Bishop Amadeo Rodríguez Magro announced the jubilee last week, explaining that it begins Oct. 3 and ends Oct. 26, 2010.
The prelate recounted that St. Fulgentius and St. Florentine, siblings of Sts. Leander and Isidore, were born in Cartagena at the end of the first half of the 6th century.
The mortal remains of both were taken by their brother Isidore to Seville, where they rested together with those of their holy siblings until the Saracen invasion.
To avoid their profanation by the invaders, a group of Christians took the relics to the region of Berzocana, where they were hidden and subsequently found in the 14th century.
In 1610, the residents of that region built a shrine for the relics; next year's jubilee will celebrate the 400th anniversary of that event.
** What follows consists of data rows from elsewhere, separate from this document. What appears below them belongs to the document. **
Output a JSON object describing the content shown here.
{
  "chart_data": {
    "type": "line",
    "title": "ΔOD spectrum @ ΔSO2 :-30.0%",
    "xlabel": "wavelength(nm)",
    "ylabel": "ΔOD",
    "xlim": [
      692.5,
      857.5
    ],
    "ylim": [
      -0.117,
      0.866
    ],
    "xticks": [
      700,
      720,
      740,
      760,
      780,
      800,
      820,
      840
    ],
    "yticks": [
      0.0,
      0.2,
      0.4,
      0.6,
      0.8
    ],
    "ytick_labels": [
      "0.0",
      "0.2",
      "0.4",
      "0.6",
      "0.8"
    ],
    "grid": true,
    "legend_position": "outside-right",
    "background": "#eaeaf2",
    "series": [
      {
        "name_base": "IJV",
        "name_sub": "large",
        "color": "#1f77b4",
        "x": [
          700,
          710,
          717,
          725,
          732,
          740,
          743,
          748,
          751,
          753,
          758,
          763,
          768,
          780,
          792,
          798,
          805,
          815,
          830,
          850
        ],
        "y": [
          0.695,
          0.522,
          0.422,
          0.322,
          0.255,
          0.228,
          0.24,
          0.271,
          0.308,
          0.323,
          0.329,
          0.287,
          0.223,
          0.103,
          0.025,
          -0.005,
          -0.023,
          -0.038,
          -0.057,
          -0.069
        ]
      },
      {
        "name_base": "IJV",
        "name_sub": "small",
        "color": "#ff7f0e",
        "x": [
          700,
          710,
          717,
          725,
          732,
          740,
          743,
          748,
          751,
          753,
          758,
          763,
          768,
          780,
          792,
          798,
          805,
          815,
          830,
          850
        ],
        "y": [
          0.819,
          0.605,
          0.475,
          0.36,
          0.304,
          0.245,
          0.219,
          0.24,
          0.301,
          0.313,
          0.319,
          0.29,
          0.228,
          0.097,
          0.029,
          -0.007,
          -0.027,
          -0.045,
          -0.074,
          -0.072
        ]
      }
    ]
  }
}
The granting of this jubilee year of forgiveness and grace gives the faithful who venerate these saints the opportunity to "renew themselves spiritually," said Bishop Rodríguez Magro.
The prelate also wrote a pastoral letter in which he explains to his faithful the pastoral and historic meaning of this special celebration for their diocese.
In his letter, the bishop says that a Jubilee Year "is a propitious occasion for all of us to orient our life with great intensity toward God, to seek his grace, to renew our hearts in the faith and in conversion and, together, to commit ourselves to a coexistence based on the values of the Gospel. And all this happens, because we become wayfarers; the way is the key of a jubilee year, as it is also of the Christian life."
"The way of faith, from the moment we receive it, is full of opportunities," he affirmed. "All of them, of course, are graces of the Lord."